Can someone recommend a program that can transcribe some audio recordings for me and is relatively simple to set up and use?
Do such programs need a GPU to run effectively? I'm running a Dell XPS 9370 laptop which only has internal graphics.
My backup plan is to listen and transcribe by hand, so recommendations of a program that will allow me to self-transcribe by typing while listening at a reduced rate are also appreciated.
If any experienced transcribers are reading this, have you found that your pedals worked well with Linux?
Normally I would try out all the different programs and do more than the small number of searches I've done, but my timeline doesn't allow time for to build a cluster of custom-coded transcription bots running gentoo on hand-soldered hardware.

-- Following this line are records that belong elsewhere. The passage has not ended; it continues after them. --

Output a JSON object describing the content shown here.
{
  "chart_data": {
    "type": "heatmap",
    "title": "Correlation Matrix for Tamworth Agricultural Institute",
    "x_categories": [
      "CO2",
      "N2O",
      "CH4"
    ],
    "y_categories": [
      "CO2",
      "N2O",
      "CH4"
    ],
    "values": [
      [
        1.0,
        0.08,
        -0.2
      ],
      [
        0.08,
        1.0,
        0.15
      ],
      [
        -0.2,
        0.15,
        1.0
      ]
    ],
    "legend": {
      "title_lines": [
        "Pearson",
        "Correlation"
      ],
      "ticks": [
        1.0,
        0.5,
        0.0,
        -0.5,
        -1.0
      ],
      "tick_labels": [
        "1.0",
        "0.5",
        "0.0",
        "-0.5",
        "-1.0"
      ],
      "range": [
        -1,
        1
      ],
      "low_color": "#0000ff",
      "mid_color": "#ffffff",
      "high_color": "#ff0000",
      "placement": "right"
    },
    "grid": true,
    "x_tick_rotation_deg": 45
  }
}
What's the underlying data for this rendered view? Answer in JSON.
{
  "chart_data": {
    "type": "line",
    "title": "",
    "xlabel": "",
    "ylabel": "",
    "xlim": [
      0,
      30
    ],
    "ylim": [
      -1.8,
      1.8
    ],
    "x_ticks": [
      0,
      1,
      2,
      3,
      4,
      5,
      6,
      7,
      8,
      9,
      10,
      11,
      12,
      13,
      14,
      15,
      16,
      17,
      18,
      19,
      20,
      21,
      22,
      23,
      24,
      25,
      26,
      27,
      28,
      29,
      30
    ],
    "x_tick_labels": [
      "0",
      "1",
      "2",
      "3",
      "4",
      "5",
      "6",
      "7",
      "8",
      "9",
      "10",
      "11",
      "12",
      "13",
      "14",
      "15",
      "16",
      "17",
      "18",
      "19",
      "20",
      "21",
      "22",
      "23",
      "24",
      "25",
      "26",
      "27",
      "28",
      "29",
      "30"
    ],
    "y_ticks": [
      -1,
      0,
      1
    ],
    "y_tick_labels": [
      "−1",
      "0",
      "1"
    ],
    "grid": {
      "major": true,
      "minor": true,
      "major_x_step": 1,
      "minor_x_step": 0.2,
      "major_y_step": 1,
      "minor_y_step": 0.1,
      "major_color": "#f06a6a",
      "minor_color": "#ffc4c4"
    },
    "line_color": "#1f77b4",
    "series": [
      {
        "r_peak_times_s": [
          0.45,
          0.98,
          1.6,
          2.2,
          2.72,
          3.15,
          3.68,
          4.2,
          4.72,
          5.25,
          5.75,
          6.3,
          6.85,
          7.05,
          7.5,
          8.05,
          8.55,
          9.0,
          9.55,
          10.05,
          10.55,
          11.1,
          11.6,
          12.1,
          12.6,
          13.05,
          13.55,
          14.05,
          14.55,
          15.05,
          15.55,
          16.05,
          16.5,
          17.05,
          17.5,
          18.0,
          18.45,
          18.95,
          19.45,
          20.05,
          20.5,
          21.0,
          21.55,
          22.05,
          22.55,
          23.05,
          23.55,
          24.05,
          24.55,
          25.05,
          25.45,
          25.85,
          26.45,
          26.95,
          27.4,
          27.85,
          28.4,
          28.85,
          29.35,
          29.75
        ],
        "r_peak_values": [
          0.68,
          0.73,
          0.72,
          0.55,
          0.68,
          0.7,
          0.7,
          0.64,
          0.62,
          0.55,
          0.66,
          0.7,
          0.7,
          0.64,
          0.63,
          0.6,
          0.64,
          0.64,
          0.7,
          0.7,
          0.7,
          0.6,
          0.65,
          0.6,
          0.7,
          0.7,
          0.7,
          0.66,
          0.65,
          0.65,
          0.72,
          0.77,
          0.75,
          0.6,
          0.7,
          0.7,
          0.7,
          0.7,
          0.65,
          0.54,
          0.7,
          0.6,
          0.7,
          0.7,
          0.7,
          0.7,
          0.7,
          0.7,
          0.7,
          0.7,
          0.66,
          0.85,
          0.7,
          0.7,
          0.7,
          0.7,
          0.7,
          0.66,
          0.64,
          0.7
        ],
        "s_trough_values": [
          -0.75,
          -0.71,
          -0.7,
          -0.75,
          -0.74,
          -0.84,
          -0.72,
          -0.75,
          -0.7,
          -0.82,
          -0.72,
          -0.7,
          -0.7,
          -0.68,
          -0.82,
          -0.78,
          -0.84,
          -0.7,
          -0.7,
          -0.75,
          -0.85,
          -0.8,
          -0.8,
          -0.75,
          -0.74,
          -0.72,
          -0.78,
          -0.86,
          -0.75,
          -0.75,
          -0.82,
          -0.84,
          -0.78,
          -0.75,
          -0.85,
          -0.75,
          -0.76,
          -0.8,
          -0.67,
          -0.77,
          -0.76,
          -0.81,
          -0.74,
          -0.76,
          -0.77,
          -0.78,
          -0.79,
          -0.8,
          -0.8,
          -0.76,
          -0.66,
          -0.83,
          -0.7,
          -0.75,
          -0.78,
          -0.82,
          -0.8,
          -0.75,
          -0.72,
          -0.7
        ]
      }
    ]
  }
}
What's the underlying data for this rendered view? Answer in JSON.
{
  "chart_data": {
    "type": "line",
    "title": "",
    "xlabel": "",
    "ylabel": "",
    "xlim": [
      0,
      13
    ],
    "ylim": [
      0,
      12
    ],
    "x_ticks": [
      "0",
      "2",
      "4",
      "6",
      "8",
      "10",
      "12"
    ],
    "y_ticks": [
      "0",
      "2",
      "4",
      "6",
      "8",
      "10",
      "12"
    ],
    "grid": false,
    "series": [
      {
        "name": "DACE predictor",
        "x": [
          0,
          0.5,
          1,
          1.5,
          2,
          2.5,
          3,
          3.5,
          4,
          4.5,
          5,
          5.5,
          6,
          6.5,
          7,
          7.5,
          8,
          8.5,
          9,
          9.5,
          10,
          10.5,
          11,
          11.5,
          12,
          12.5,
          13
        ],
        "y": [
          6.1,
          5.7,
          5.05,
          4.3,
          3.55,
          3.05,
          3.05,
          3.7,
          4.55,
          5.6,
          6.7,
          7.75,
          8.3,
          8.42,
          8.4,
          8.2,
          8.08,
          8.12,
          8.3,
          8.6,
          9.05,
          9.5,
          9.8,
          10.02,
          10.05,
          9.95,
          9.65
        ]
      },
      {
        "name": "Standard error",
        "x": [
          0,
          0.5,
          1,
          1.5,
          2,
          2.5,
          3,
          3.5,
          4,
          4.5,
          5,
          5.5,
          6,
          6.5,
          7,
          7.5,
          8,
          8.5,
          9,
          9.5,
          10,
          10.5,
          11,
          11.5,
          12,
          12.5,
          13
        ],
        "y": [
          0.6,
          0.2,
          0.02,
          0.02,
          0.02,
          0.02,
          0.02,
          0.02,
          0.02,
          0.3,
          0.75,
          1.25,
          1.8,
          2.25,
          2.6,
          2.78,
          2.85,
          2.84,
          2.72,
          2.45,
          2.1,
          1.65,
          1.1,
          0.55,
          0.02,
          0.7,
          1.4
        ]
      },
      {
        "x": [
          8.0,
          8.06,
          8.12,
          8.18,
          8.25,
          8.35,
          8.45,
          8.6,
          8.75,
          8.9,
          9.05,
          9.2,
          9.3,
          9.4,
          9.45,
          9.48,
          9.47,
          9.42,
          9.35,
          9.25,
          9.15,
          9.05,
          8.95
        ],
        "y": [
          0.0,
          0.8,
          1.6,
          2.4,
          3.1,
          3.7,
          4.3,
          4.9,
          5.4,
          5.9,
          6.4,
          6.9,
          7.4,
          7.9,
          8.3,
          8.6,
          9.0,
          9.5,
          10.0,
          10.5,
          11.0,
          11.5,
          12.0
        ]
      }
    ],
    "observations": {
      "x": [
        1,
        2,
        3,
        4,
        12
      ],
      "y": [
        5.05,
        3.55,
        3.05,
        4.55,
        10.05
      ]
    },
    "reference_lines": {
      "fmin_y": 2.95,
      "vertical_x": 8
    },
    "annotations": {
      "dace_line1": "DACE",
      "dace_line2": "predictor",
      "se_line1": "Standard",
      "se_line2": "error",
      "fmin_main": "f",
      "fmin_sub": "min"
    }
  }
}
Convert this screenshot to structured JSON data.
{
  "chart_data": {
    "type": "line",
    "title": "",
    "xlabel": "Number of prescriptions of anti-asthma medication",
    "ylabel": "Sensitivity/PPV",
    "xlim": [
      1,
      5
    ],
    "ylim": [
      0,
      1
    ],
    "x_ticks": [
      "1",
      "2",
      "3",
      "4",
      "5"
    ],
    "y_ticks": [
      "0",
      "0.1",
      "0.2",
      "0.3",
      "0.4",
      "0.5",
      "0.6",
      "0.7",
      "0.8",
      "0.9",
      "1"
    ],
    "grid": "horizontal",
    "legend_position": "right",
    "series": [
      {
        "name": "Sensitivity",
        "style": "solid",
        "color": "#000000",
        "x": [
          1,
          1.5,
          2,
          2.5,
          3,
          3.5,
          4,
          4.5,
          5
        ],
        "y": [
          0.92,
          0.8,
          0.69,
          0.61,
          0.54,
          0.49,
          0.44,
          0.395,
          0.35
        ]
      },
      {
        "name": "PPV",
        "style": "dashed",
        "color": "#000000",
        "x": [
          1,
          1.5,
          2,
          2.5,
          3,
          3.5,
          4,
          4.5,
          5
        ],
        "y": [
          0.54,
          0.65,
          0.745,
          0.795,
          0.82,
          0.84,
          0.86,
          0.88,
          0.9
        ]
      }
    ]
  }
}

My environment is EndeavorOS running on a Dell XPS 9370,internet is over Wifi, with no external dongles or anything currently hooked up.
I’ve had good experiences with whisper.cpp (should be in the AUR). I used the large model on my GPU (3060), and it filled 11.5 out of the 12GB of vram, so you might have to settle for a lower tier model. The speed was pretty much real time on my GPU, so it might be quite a bit slower on your CPU, unless the lower tier models are also a lot faster (never tested them due to lack of necessity).
The large model had pretty much perfect accuracy (only 5 or so mistakes in ~40 pages of transcriptions), and that was with Dutch audio recorded on a smartphone. If it can handle my pretty horrible conditions, your audio should (hopefully) be no problem to transcribe.
I used the base model and it ran at a very acceptable speed with CPU only. Decent accuracy considering the recording was mediocre quality at best. Thank you for the suggestion.